La fondazione olandese FCIRS impugna la decisione che nel 2025 l’ha dichiarata inammissibile. Il merito delle richieste degli investitori di Piazza Affari non è stato ancora esaminato. Negli Stati Uniti FCA ha invece chiuso procedimenti ambientali, penali e finanziari pagando centinaia di milioni di dollari

Il Dieselgate di Fiat Chrysler Automobiles torna a interessare direttamente gli investitori europei. La Fiat Chrysler Investors Recovery Stichting, fondazione olandese conosciuta con l’acronimo FCIRS, ha confermato la prosecuzione dell’azione collettiva contro Stellantis, successore giuridico di FCA, per ottenere un risarcimento a favore di chi acquistò o detenne azioni Fiat Chrysler alla Borsa di Milano fra il 13 ottobre 2014 e il 23 maggio 2017.

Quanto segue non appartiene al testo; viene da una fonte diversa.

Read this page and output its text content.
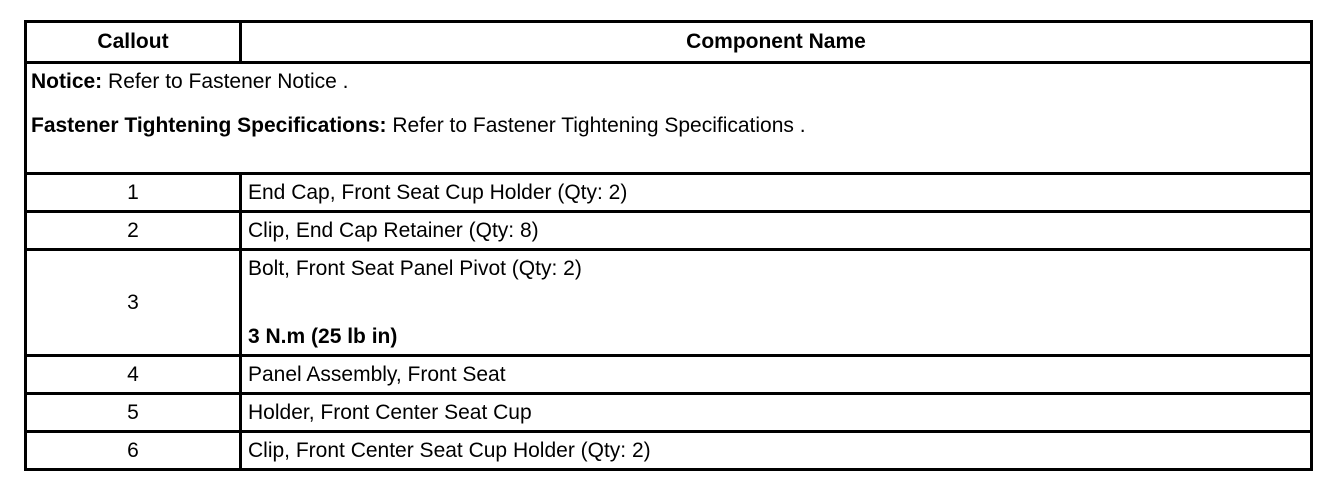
Callout	Component Name

Notice: Refer to Fastener Notice .

Fastener Tightening Specifications: Refer to Fastener Tightening Specifications .	

1	End Cap, Front Seat Cup Holder (Qty: 2)
2	Clip, End Cap Retainer (Qty: 8)
3	Bolt, Front Seat Panel Pivot (Qty: 2)
3 N.m (25 lb in)

4	Panel Assembly, Front Seat
5	Holder, Front Center Seat Cup
6	Clip, Front Center Seat Cup Holder (Qty: 2)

Secondo quanto comunicato dalla Fondazione, l’appello contro la decisione che nel luglio 2025 l’ha dichiarata inammissibile sarà discusso il 5 ottobre 2026 davanti alla Corte d’appello di Amsterdam. La data è indicata dalla FCIRS, ma non risulta ancora accompagnata da una comunicazione pubblica altrettanto dettagliata dell’autorità giudiziaria.

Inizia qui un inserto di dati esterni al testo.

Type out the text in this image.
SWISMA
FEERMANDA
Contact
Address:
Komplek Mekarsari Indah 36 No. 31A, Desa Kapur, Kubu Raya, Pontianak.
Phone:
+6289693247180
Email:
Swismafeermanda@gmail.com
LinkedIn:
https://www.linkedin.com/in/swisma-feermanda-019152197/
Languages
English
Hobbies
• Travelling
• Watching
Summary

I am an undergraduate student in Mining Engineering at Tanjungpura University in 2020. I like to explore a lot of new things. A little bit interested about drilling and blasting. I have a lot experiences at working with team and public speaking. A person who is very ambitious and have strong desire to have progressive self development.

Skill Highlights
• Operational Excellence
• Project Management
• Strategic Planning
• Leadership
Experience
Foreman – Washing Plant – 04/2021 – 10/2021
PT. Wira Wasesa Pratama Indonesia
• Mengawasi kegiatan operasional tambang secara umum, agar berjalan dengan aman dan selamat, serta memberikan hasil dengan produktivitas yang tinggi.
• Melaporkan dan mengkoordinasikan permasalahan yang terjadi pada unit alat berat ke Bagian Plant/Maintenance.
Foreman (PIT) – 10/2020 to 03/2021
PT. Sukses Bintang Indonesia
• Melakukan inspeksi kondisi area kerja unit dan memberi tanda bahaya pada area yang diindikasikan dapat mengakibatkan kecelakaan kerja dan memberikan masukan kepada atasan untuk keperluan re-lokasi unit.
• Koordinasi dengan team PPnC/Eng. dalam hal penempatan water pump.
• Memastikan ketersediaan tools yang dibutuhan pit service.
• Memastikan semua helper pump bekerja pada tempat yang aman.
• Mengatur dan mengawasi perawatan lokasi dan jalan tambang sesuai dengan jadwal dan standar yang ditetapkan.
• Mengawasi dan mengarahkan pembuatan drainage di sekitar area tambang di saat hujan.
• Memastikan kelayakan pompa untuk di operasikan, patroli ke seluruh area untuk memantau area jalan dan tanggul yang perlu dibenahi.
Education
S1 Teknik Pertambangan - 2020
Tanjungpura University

Il punto decisivo è che il tribunale olandese non si è pronunciato sulla fondatezza delle accuse mosse a FCA. La causa si è fermata alla verifica preliminare dei requisiti della Fondazione: rappresentatività degli investitori, trasparenza, indipendenza e adeguatezza della struttura di finanziamento. L’appello dovrà quindi stabilire, prima di tutto, se FCIRS possa legittimamente rappresentare la categoria degli azionisti interessati.

Le origini della vicenda

Il caso nasce dalle indagini statunitensi su alcuni Jeep Grand Cherokee e Ram 1500 con motore diesel EcoDiesel da tre litri, appartenenti agli anni modello 2014-2016. Nell’ottobre 2015 l’Environmental Protection Agency segnalò a FCA emissioni di ossidi di azoto superiori alle attese durante l’impiego su strada.

Nonostante le interlocuzioni già in corso con le autorità, nel gennaio e nel febbraio 2016 l’azienda comunicò di avere condotto una verifica interna e affermò che i propri veicoli diesel non disponevano di sistemi capaci di riconoscere le prove di laboratorio e di modificare conseguentemente il funzionamento dei controlli sulle emissioni.

La Securities and Exchange Commission avrebbe successivamente giudicato queste dichiarazioni fuorvianti, perché non spiegavano che la verifica interna aveva una portata limitata e non comprendeva tutte le questioni già sollevate da EPA e California Air Resources Board. Nel settembre 2020 FCA accettò, senza ammettere né negare le conclusioni dell’autorità, di pagare una sanzione di 9,5 milioni di dollari. La SEC istituì inoltre un fondo destinato agli investitori che avevano acquistato azioni FCA al New York Stock Exchange tra il 2 febbraio 2016 e l’11 gennaio 2017. (SEC; FCA Fair Fund)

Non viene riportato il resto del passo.